Why is the gradient decreasing in the Blasius equation?

[johnt447]

Blasius equation help :(

Hello so I'm working on the blasius solution for incompressible viscous flow. So far I have solved for f' and successfully plotted a graph of flow speed against [tex]\eta[/tex]. So from what I understand this is correct I got a gradient of velocity from 0 to the flow speed. Now i want to extend it to different values of x. Now this is my issue, the book I have has a equation for du/dy so my plan was find the gradient for each different value of x, hence since i know it always starts at 0 and ends at the flow speed i could find the points in between. Although when trying the equation out I found my gradient was in fact decreasing as x increases. As far as I understood the gradient (du/dy) should become larger as x increases. The equation I'm using is this
[tex]\frac{du}{dy}=V_{\infty}\sqrt{\frac{V_{\infty} }{\nu x}}f''(0)[/tex]

where [tex]V_{\infty}[/tex] is flow speed, [tex] \nu [/tex] is kinematic viscosity, u is speed and why y and x are the coordinates.

So what I did was use the equation with f''(0) bit included I wasn't sure if that has to change I thought since the gradient in a incompressible flow is constant.

I was thinking would it be ok (and not cheating :P) to just find the gradient manually say we know at the edge of a boundary layer u=10 and at the surface u=0 and hence we also know the value of y for each one we could find the gradient that way instead of using the above formula

 

[boneh3ad]

You need to be careful how you use the term gradient here. You seem to use it inconsistently and what seems to be incorrectly here.

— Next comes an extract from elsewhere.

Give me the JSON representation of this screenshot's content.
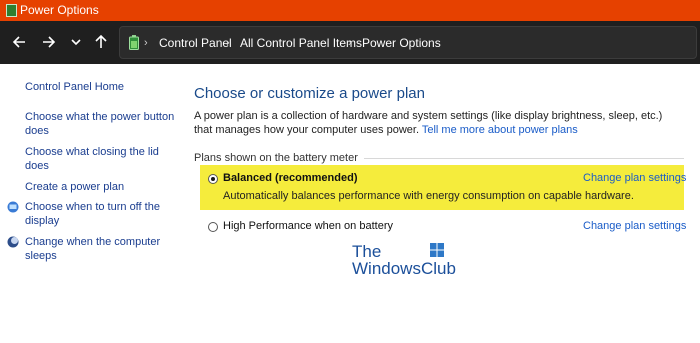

At any rate, you are making this much harder than necessary. If you correctly solved for f'(eta), you have all you need. Since eta is a similarity variable incorporating both x and y an f' is nondimensional velocity, all you need to find the dimensional velocity profiles at a given x location is to plug in your x and sweep across y to get f' and just multiply that by the free stream velocity.

Keep in mind that you generally have to go to eta=10 to get outside the boundary layer, so as you move farther along in x, expect to have to go to larger y values. Physically, this is the boundary layer growing as it moves downstream. This means that te velocity gradient will actually get smaller as you move downstream.

 

[johnt447]

You need to be careful how you use the term gradient here. You seem to use it inconsistently and what seems to be incorrectly here.

At any rate, you are making this much harder than necessary. If you correctly solved for f'(eta), you have all you need. Since eta is a similarity variable incorporating both x and y an f' is nondimensional velocity, all you need to find the dimensional velocity profiles at a given x location is to plug in your x and sweep across y to get f' and just multiply that by the free stream velocity.

Keep in mind that you generally have to go to eta=10 to get outside the boundary layer, so as you move farther along in x, expect to have to go to larger y values. Physically, this is the boundary layer growing as it moves downstream. This means that te velocity gradient will actually get smaller as you move downstream.

Thanks for the reply but how do i go around finding a dimensional velocity profile? What do i plug in my x value to in order to get a dimensional velocity? (Also what is the te velocity gradient?)

Do you mean use [tex]\eta=y\sqrt{\frac{V_{\infty}}{\nu x}}[/tex] where i would just put in a value of x and go through all the values of y up to the boundray height finding a new eta each time? Thing is if i do this surely I can get any value of eta but my program can only find a finite value of eta

 

[boneh3ad]

Yes, you just plug your x location into eta and then sweep through the y direction. It will give you a range of etas to use. You will obviously still need to know viscosity and free stream velocity.

Doing this will give you f', which can be multiplied by the free stream to get the dimensional velocity.

And gradient means the multi-dimensional derivative of a function. It is often just used to refer to a single derivative as well. The way you were using it seemed off, but I may have just misinterpreted the way you were using it.

 

[johnt447]

Yes, you just plug your x location into eta and then sweep through the y direction. It will give you a range of etas to use. You will obviously still need to know viscosity and free stream velocity.

Doing this will give you f', which can be multiplied by the free stream to get the dimensional velocity.

And gradient means the multi-dimensional derivative of a function. It is often just used to refer to a single derivative as well. The way you were using it seemed off, but I may have just misinterpreted the way you were using it.

Thanks managed to get it sorted earlier today when i said gradient i wasn't meaning the grad function but like the gradient of how speed is changing with y similar to y/x is a gradient of a line

 

[boneh3ad]

That is because for a straight line, y/x is the derivative.